A few years ago, a little-known entrepeneur by the name of Todd McFarlane bought most of Eclipse's assets, including its characters, and even went so far as to release an action figure of The Heap, who had appeared in Eclipse's Airboy. But the big question remained: did Eclipse really own Miracleman? The publisher of Warrior, Dez Skinn, disagreed, and so did Alan Moore, though both of them really just wanted to see Gaiman finish the book.

Sharp readers of HellSpawn: The Way I Would Have Done The Book If I Weren't Trading Off My Spider-Man Fame At The Time will notice that McFarlane had begun laying the groundwork for Miracleman's return to the Spawniverse, despite his not necessarily owning the rights. Gaiman and McFarlane have been playing a game of He Said, He Said for several years over this issue.

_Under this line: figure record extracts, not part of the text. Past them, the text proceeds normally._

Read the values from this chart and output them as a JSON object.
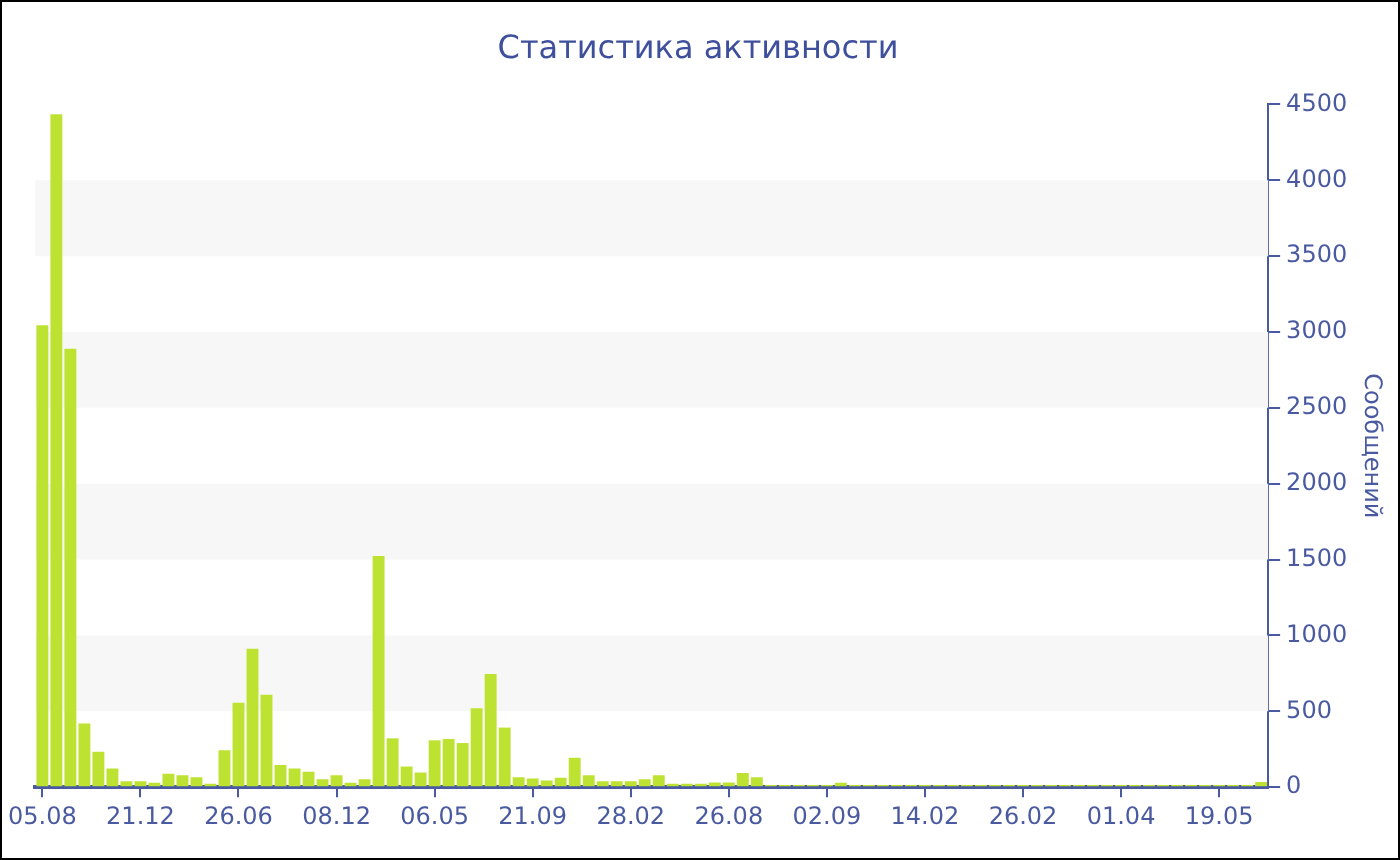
{
  "chart_data": {
    "type": "bar",
    "title": "Статистика активности",
    "ylabel": "Сообщений",
    "categories": [
      "05.08",
      null,
      null,
      null,
      null,
      null,
      null,
      "21.12",
      null,
      null,
      null,
      null,
      null,
      null,
      "26.06",
      null,
      null,
      null,
      null,
      null,
      null,
      "08.12",
      null,
      null,
      null,
      null,
      null,
      null,
      "06.05",
      null,
      null,
      null,
      null,
      null,
      null,
      "21.09",
      null,
      null,
      null,
      null,
      null,
      null,
      "28.02",
      null,
      null,
      null,
      null,
      null,
      null,
      "26.08",
      null,
      null,
      null,
      null,
      null,
      null,
      "02.09",
      null,
      null,
      null,
      null,
      null,
      null,
      "14.02",
      null,
      null,
      null,
      null,
      null,
      null,
      "26.02",
      null,
      null,
      null,
      null,
      null,
      null,
      "01.04",
      null,
      null,
      null,
      null,
      null,
      null,
      "19.05",
      null,
      null,
      null
    ],
    "values": [
      3045,
      4435,
      2890,
      420,
      234,
      124,
      40,
      40,
      30,
      88,
      79,
      66,
      22,
      243,
      556,
      913,
      609,
      146,
      124,
      102,
      53,
      79,
      30,
      53,
      1523,
      322,
      137,
      97,
      309,
      318,
      291,
      521,
      746,
      393,
      66,
      57,
      44,
      62,
      194,
      79,
      40,
      40,
      40,
      53,
      79,
      22,
      22,
      22,
      31,
      31,
      93,
      66,
      15,
      15,
      15,
      15,
      15,
      30,
      15,
      15,
      15,
      15,
      15,
      15,
      15,
      15,
      15,
      15,
      15,
      15,
      15,
      15,
      15,
      15,
      15,
      15,
      15,
      15,
      15,
      15,
      15,
      15,
      15,
      15,
      15,
      15,
      15,
      35
    ],
    "color": "#bde232",
    "ylim": [
      0,
      4500
    ],
    "yticks": [
      0,
      500,
      1000,
      1500,
      2000,
      2500,
      3000,
      3500,
      4000,
      4500
    ],
    "bands": [
      {
        "axis": "y",
        "from": 500,
        "to": 1000,
        "color": "#f7f7f7"
      },
      {
        "axis": "y",
        "from": 1500,
        "to": 2000,
        "color": "#f7f7f7"
      },
      {
        "axis": "y",
        "from": 2500,
        "to": 3000,
        "color": "#f7f7f7"
      },
      {
        "axis": "y",
        "from": 3500,
        "to": 4000,
        "color": "#f7f7f7"
      }
    ],
    "grid": false,
    "legend": false
  }
}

If McFarlane chooses not to fight and instead voluntarily hands over his share of the rights (as Gaiman alleges he promised to do in exchange for the creation of Angela), the profits will go into the Comic Book Legal Defense Fund, a floating entity that helps comics creators defend their properties, rights, and in a few cases, their freedoms.

As a result, it's astounding and pleasing to say that everybody wins: Marvel, Gaiman, Miracleman (who Marvel is even willing to let revert back to being Marvelman), and most importantly, fans.

Okay, so DC doesn't necessarily win, but they've still got The Dark Knight Strikes Back!. (But they don't have a Harry Potter adaptation coming, despite being a sister company to Warner Brothers - Quesada is working on making that happen. Hmmm.)